Today, I went for hacking less optimized solutions for 2094H - La Vaca Saturno Saturnita. Although I didn't try to hack many, there was one hack test that I enjoyed much to construct. The submission to hack is 315476741. You can see right there, they used unordered_map<int,vector<int>> g; to store the positions of each value.

Note that in this blog, I mentioned that it's hard to hack unordered_map when the range of elements is small. Because $$$a_i \le 10^5$$$, the maximum number of hash collisions it can make per indexing is only around $$$\sqrt{10^5}$$$, and its constant factor is relatively small.

At first thought, it didn't look very feasible to attack this unordered_map effectively, because constructing an unordered_map hack test usually means you give up other patterns that can cause slow down on the code. This submission already took $$$3843$$$ ms on the original tests (test #6 seems to be a very strong test against many solutions) without exploiting its vulnerability regarding unordered_map. I believe the test uses almost only the divisors of $$$83160$$$, which has the most number of divisors ($$$128$$$) within the constraint (along with $$$98280$$$), so it works quite slow against solutions that test all divisors of the original $$$k$$$ every time. This submission was also one of these cases, and constructing a hack for unordered_map would most likely ruin this pattern. Could it still be hacked?

Its running time is $$$\mathcal{O}(q \times (\log{n} + \text{(# of hash collisions)}) \times \text{(# of divisors of }k\text{)} \times \text{(# of positions where }k\text{ is divided at least once)})$$$, so fully going for unordered_map hack means we would lose most of the last two factors. So, I tried to save them as much as possible while attacking the hash to some extent. Here is how it goes.

First, the evil prime that works best for $$$a_i \le 10^5$$$ in G++17 is $$$337$$$, and we can only have $$$296$$$ multiples of them. Randomly spamming these values with $$$a_i$$$ will make in average $$$296 \over 2$$$ collisions whenever we index a multiple of $$$337$$$. Second, we want $$$k$$$ to have many divisors, but it also has to be a multiple of $$$337$$$ to make use of the hash collisions, and as large as possible because if(d>k) continue; can skip some divisors when $$$k$$$ becomes too small. Within the constraint, I found $$$337 \times 2^2 \times 3^2 \times 7 = 337 \times 252$$$ to be the best one. Third, we want the number of outer loop iteration is maximized, which means $$$k$$$ should actually be divided, not just once by a multiple of the evil prime, but several times by many of its factors. To achieve this, it's also necessary to insert some non-evil values to $$$a$$$, so that in each outer loop iteration it finds that these values can further divide $$$k$$$. Specifically, I rarely inserted $$$2$$$, $$$3$$$, and $$$7$$$ (and $$$5$$$ for my mistake, and it was too rare...), so now it in average ran more than $$$3$$$ outer loops in average. Conclusively, all these efforts made the solution run $$$\sim 4.5$$$ seconds in average, which was enough to hack almost surely.

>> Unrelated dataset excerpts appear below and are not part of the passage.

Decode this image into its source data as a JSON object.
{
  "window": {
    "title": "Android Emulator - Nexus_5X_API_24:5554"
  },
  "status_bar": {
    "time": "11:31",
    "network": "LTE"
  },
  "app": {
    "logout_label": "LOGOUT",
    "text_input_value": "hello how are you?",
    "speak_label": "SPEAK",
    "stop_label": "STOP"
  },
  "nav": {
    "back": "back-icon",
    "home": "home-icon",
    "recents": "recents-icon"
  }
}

However, there was something that I overlooked so I further strengthened the test: https://mirror.codeforces.com/contest/2094/hacks/1127536 . We can force the order of division on $$$k$$$ so that it always takes $$$5$$$ times of outer loop iterations. So, this time I fixed the positions of $$$2$$$, $$$3$$$, and $$$7$$$ in order (actually $$$2$$$, $$$7$$$, $$$3$$$ order would've technically been better because $$$3^2 \gt 7$$$...) and queried only these positions. Now the average time it takes is more than $$$5$$$ seconds.

I also hacked the same code in G++20 https://mirror.codeforces.com/contest/2094/hacks/1127539 with evil prime$$$= 257$$$ and $$$k=257 \times 360$$$, and it's even better! I don't even know why it takes so much time, but custom invocation shows that it failed to run even in $$$15$$$ seconds (runs in around $$$4$$$ seconds with $$$q=10000$$$).

I like how many different factors I had to consider to hack this one solution, and how it actually managed to make unordered_map something slow even within this tight constraint. I'm looking forward to seeing more of these solutions fail on system test (though I doubt if many actually used it) :)